Il Polonio 210 è uno dei più potenti killer presenti in natura, in grado di uccidere anche in piccolissime quantità non rilevabili ad occhio nudo. E’ una sostanza particolarmente pericolosa «perché supera la barriera cellulare e quindi può entrare in qualunque tessuto, devastandolo con le emissioni di raggi alfa. E’ inoltre facile da nascondere tra le pietanze, un drink, oppure un innocuo spazzolino da denti. All’epoca della morte di Arafat non era considerato tra le armi impiegate per uccidere avversari politici. Fu solo nel 2006, in seguito alla morte dell’ex spia russa Alexander Litvinenko, che divenne famoso come arma invisibile. Per questo, in seguito alla morte di Arafat, nessuno avrebbe sospettato l’avvelenamento con il Polonio. I dubbi sull’omicidio – Se la notizia fosse confermata (Al Jazeera rimane cauta nel dare per certi i risultati delle analisi, anche se sono state riscontrate tracce di Polonio 18 volte più alte del normale sul corpo di Arafat), il prossimo passo sarà trovare il mandante dell’assassinio.
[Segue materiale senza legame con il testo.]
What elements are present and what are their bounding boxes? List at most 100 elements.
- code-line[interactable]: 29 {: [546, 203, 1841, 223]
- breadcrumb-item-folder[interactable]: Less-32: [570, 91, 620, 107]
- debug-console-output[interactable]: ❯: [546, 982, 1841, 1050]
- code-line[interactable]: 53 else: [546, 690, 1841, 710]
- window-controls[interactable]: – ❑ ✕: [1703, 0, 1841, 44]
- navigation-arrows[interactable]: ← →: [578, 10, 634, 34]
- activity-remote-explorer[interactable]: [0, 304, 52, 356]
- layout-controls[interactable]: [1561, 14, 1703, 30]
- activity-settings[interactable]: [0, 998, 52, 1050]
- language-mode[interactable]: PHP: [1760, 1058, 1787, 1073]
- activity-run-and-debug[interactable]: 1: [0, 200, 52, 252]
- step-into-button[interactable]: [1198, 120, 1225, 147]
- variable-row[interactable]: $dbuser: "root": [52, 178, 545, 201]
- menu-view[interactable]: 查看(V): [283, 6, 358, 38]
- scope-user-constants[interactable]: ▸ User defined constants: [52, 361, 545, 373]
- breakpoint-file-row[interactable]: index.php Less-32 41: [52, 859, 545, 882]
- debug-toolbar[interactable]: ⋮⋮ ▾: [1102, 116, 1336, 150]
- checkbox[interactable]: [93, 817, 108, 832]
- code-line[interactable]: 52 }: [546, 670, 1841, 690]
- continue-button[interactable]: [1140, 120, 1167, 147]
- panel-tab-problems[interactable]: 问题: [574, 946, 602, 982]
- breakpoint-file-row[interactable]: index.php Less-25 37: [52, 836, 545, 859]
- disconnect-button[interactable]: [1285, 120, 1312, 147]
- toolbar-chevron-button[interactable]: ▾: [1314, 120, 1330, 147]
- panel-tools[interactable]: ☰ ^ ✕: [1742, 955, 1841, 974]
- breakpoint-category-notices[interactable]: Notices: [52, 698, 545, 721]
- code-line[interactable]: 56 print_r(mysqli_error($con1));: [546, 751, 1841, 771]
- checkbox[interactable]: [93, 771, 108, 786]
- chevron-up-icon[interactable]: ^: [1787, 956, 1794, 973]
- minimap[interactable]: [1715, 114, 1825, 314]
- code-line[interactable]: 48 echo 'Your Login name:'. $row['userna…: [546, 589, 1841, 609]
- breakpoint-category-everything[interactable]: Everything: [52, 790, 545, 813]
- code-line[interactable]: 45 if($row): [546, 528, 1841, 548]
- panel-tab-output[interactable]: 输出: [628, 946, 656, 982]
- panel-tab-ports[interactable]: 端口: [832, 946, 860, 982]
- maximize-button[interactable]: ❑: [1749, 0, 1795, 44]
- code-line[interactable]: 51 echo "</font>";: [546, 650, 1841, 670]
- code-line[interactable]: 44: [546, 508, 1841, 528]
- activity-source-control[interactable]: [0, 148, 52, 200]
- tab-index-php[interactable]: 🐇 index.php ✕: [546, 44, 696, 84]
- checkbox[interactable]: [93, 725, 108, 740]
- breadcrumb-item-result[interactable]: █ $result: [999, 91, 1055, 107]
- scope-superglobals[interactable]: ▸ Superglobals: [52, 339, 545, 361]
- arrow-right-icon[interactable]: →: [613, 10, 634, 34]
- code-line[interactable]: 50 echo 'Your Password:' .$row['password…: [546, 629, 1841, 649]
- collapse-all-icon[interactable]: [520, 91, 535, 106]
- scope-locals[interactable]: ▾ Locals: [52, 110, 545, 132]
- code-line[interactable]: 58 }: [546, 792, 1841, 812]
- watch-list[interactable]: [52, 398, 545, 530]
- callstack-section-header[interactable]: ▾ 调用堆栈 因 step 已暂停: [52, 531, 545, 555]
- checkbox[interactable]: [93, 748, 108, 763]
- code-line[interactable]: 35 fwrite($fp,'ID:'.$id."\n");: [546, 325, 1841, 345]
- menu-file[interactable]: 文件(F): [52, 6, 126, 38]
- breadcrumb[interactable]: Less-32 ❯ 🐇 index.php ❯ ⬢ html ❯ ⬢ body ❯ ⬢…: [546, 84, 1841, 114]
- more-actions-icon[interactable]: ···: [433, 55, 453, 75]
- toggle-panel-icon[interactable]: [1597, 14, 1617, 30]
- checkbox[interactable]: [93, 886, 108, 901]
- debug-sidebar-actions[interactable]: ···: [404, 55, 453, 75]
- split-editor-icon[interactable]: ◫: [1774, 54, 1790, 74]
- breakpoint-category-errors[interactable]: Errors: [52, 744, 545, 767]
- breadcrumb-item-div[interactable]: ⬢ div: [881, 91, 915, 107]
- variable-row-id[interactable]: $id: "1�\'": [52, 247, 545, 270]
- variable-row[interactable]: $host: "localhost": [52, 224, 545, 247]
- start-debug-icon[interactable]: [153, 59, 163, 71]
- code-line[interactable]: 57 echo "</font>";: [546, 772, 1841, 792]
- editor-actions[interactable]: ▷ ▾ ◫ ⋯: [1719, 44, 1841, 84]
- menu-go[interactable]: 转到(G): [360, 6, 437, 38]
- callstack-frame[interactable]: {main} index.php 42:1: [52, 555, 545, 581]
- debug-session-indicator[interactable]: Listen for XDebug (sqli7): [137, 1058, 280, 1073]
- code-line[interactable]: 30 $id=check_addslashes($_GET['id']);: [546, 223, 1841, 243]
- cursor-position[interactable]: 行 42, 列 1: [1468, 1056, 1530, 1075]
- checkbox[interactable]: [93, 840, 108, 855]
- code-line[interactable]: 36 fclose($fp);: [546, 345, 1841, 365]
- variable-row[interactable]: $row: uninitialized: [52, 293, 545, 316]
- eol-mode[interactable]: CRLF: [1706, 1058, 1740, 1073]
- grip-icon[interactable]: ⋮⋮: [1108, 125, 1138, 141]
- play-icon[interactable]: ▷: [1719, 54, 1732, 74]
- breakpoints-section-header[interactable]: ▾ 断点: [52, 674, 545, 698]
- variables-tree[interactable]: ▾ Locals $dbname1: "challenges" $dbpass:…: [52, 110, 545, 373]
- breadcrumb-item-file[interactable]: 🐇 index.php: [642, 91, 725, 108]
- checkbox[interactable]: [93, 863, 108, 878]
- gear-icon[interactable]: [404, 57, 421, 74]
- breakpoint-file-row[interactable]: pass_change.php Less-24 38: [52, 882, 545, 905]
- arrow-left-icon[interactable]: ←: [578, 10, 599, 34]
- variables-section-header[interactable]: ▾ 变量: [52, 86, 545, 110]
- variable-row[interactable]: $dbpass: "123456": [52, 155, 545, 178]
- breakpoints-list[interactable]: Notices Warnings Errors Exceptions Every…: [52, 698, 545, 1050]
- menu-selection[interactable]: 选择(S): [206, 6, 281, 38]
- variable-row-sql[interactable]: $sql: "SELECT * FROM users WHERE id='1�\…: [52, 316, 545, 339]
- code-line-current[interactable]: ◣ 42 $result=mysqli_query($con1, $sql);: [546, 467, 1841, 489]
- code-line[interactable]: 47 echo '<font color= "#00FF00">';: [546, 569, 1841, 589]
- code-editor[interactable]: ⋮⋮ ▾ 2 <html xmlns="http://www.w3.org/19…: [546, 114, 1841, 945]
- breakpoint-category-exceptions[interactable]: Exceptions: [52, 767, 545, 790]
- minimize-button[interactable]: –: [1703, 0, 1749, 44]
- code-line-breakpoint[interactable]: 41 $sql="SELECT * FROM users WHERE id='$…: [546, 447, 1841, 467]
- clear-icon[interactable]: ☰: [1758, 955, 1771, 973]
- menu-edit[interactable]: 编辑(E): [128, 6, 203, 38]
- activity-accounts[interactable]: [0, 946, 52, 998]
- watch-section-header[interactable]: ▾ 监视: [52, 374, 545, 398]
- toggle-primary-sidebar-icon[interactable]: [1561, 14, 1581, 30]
Il Polonio 210 è stato probabilmente fabbricato all’interno di un reattore nucleare. I dubbi però rimangono ancora. La causa ufficiale della morte di Arafat è stata un infarto. Il leader si era ammalato nell’ottobre del 2004, accusando sintomi paragonabili a quelli influenzali: gastroenterite, vomito e diarrea. Inoltre non aveva perso i capelli, una conseguenza comune in seguito all’esposizione anomala alle radiazioni. Personaggio complesso e controverso, uomo d’azione ma anche prudente diplomatico, Yāsser ʿArafāt è stato negli ultimi anni della sua vita, spesso accusato (in special modo dopo il fallimento del Summit di Camp David del 2000 con l’allora Premier israeliano Ehud Barak, e soprattutto dopo lo scoppio della seconda intifada) di non volere la pace. E’ stato inoltre incolpato di aver sostenuto gli atti di terrorismo contro i civili israeliani e non aver fatto nulla per contrastarli, e di non essere dunque più in grado di porsi come interlocutore serio. Allo stesso tempo, da parte del mondo arabo, è stato sempre riconosciuto e considerato come figura unica e carismatica, personaggio indispensabile all’interno dell’intricato universo di movimenti politici palestinesi, al fine della conclusione del processo di pace e dell’annosa crisi mediorientale.